Valdívia, um dos destaques do Inter na Libertadores 2015. Foto: Alexandre Lops.

A Intertrip, agência de viagens oficial do Internacional de Porto Alegre, virou motivo de corneta nas redes sociais nesta manhã, ao exibir no seu site uma página com preços de um pacote para assistir a final da Libertadores contra o River Plate, em Buenos Aires.

Acontece que o Inter não estará nessa final, pois levou um banho de bola dos mexicanos do Tigres pela semifinal da Libertadores e foi desclassificado da competição.

Procurada pela Zero Hora, Simone Oliveira, gerente da Intertrip, que a publicação é obra de um hacker, provavelmente gremista, como uma forma de provocar o rival.

“Já estávamos providenciando um site novo, e que nós vamos colocar no ar imediatamente. Foi feita uma brincadeira de mau gosto. No momento que entrar o novo site no ar, vai estar sob um domínio diferente e essas coisas todas vão sumir”, disse Simone à ZH.

Simone disse também que a promoção não está na página principal do Intertrip, o que seria mais um indicativo em prol da “hipótese hacker”.

Especialistas em desenvolvimento web procurados pelo Baguete Diário, no entanto, não acreditam que a publicação tenha sido obra de um hacker.

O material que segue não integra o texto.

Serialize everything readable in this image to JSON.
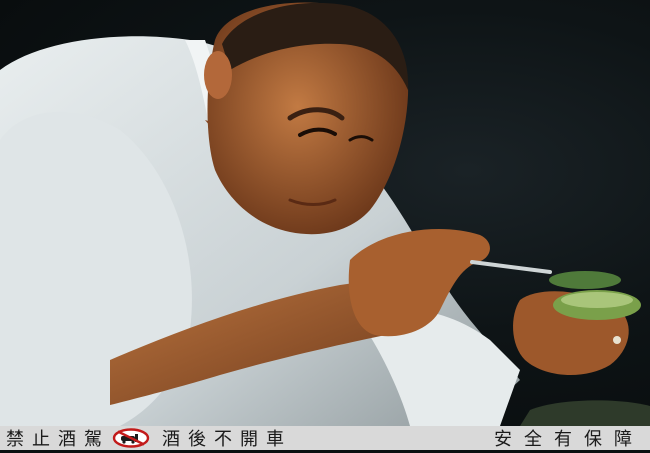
{
  "warning_bar": {
    "part_1": "禁止酒駕",
    "icon": "no-drinking-driving-icon",
    "part_2": "酒後不開車",
    "part_3": "安全有保障"
  },
  "photo": {
    "subject": "chef-plating-food-icon"
  }
}
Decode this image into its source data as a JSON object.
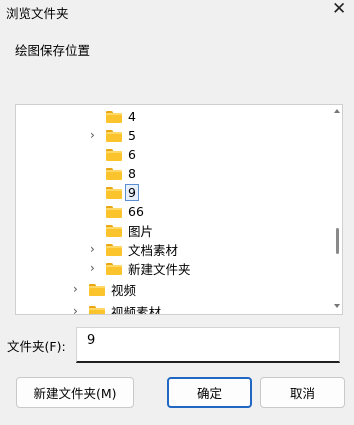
{
  "window": {
    "title": "浏览文件夹",
    "close_glyph": "✕"
  },
  "prompt": "绘图保存位置",
  "tree": {
    "items": [
      {
        "label": "4",
        "expandable": false,
        "selected": false
      },
      {
        "label": "5",
        "expandable": true,
        "selected": false
      },
      {
        "label": "6",
        "expandable": false,
        "selected": false
      },
      {
        "label": "8",
        "expandable": false,
        "selected": false
      },
      {
        "label": "9",
        "expandable": false,
        "selected": true
      },
      {
        "label": "66",
        "expandable": false,
        "selected": false
      },
      {
        "label": "图片",
        "expandable": false,
        "selected": false
      },
      {
        "label": "文档素材",
        "expandable": true,
        "selected": false
      },
      {
        "label": "新建文件夹",
        "expandable": true,
        "selected": false
      },
      {
        "label": "视频",
        "expandable": true,
        "selected": false
      },
      {
        "label": "视频素材",
        "expandable": true,
        "selected": false
      }
    ],
    "chevron_glyph": "›"
  },
  "folder_field": {
    "label": "文件夹(F):",
    "value": "9"
  },
  "buttons": {
    "new_folder": "新建文件夹(M)",
    "ok": "确定",
    "cancel": "取消"
  },
  "colors": {
    "folder": "#fcc42c",
    "selection_border": "#5c8fd1",
    "primary_border": "#2166c3"
  }
}
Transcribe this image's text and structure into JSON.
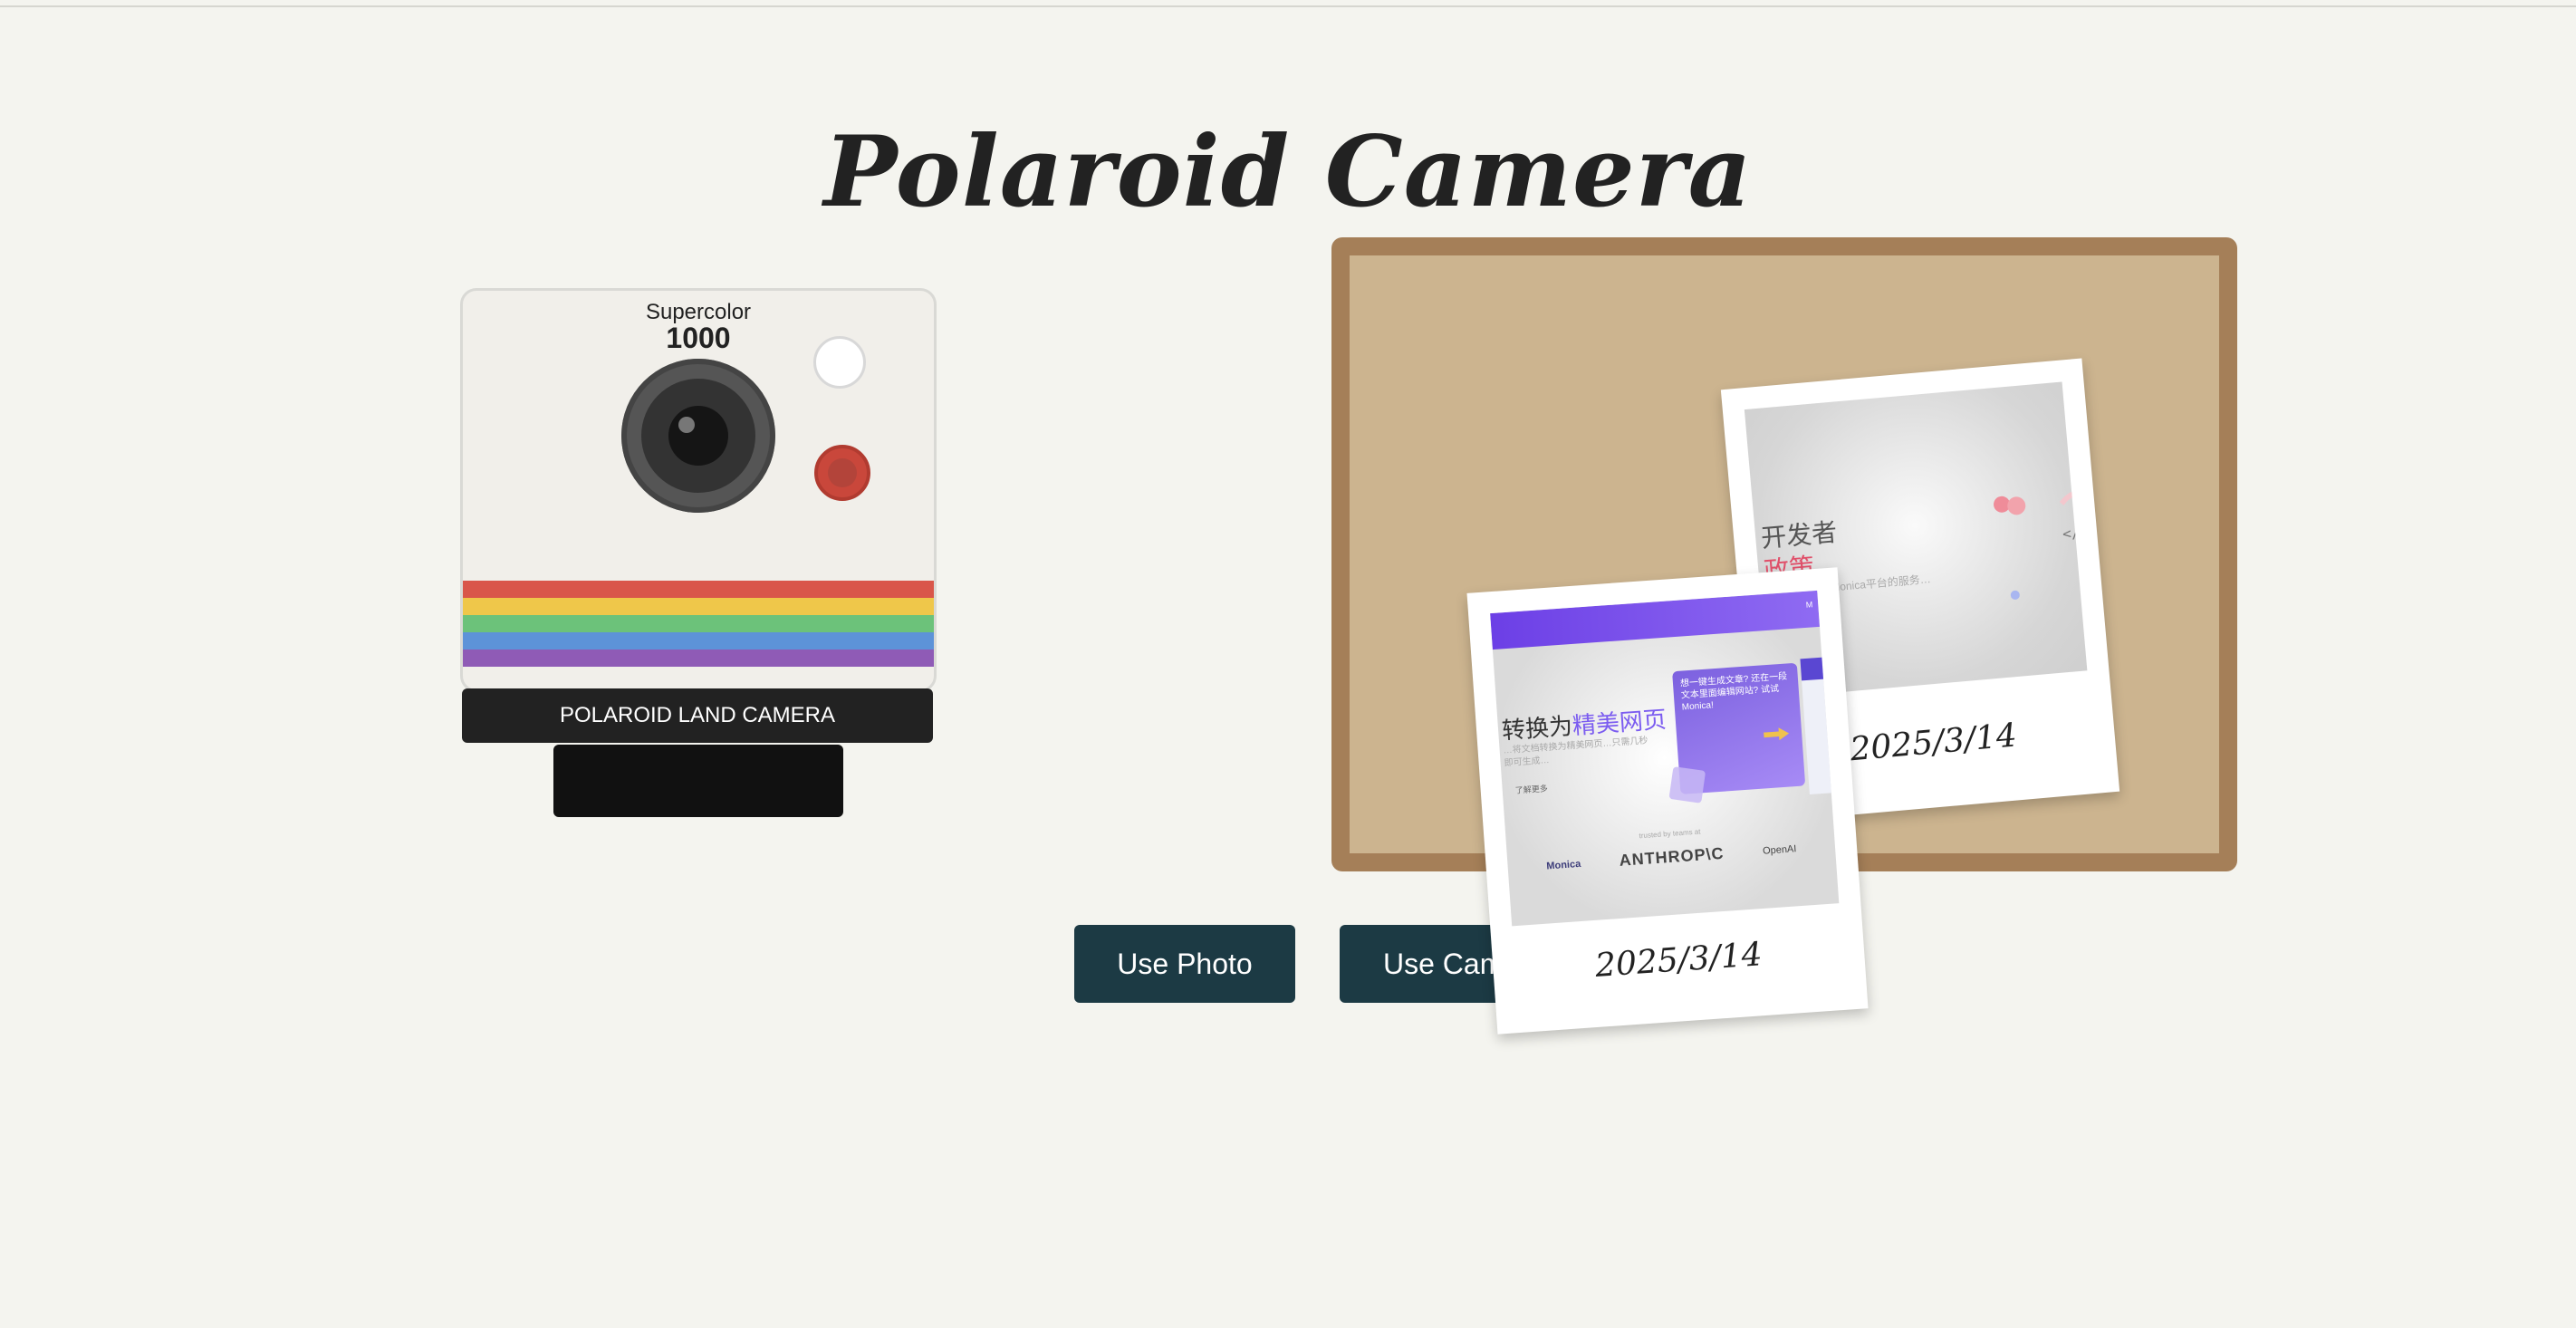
{
  "page": {
    "title": "Polaroid Camera"
  },
  "camera": {
    "brand": "Supercolor",
    "model": "1000",
    "label": "POLAROID LAND CAMERA",
    "stripe_colors": [
      "#d9564a",
      "#efc74a",
      "#6cc27a",
      "#5d93d8",
      "#8f5bb6"
    ]
  },
  "buttons": {
    "use_photo": "Use Photo",
    "use_camera": "Use Camera"
  },
  "photos": [
    {
      "date": "2025/3/14",
      "heading_line1": "开发者",
      "heading_line2": "政策",
      "subtext": "…开发者使用Monica平台的服务…",
      "code_glyph": "</>"
    },
    {
      "date": "2025/3/14",
      "heading_prefix": "转换为",
      "heading_highlight": "精美网页",
      "subtext": "…将文档转换为精美网页…只需几秒即可生成…",
      "small_text": "了解更多",
      "card_text": "想一键生成文章? 还在一段文本里面编辑网站? 试试Monica!",
      "nav_mark": "M",
      "trusted_text": "trusted by teams at",
      "logos": [
        "Monica",
        "ANTHROP\\C",
        "OpenAI"
      ]
    }
  ],
  "colors": {
    "button_bg": "#1c3a44",
    "board_frame": "#a57f58",
    "board_cork": "#ccb48f",
    "background": "#f4f4ef"
  }
}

Os maiores indicativos em contrário dessa hipótese são que a página da suposta publicação do hacker flautista seguem o mesmo modelo de código HTML de outras páginas do site, assim como o sistema de criação de URLs.

A adesão aos padrões do site indicaria que a publicação foi gerada pelo mesmo sistema de publicação que gerou o restante dos conteúdos do site, apontam os especialistas ouvidos pelo Baguete.

Provavelmente, a Intertrip tinha uma publicação preparada, mas já online, aguardando apenas o resultado favorável no México para ir ao ar.

O chamativo é o fato de que a agência não retirou o conteúdo que está causando as brincadeiras nas redes sociais, o que seria facilmente realizável por um técnico, seja o conteúdo criado internamente ou mesmo infiltrado por um hacker.

A hipótese do Baguete é que a agência não imaginava que alguém fosse descobrir um link não publicado com propósito de flauta (subestimou o poder da zueira, no linguajar online) e foi pega de surpresa pela ligação da ZH.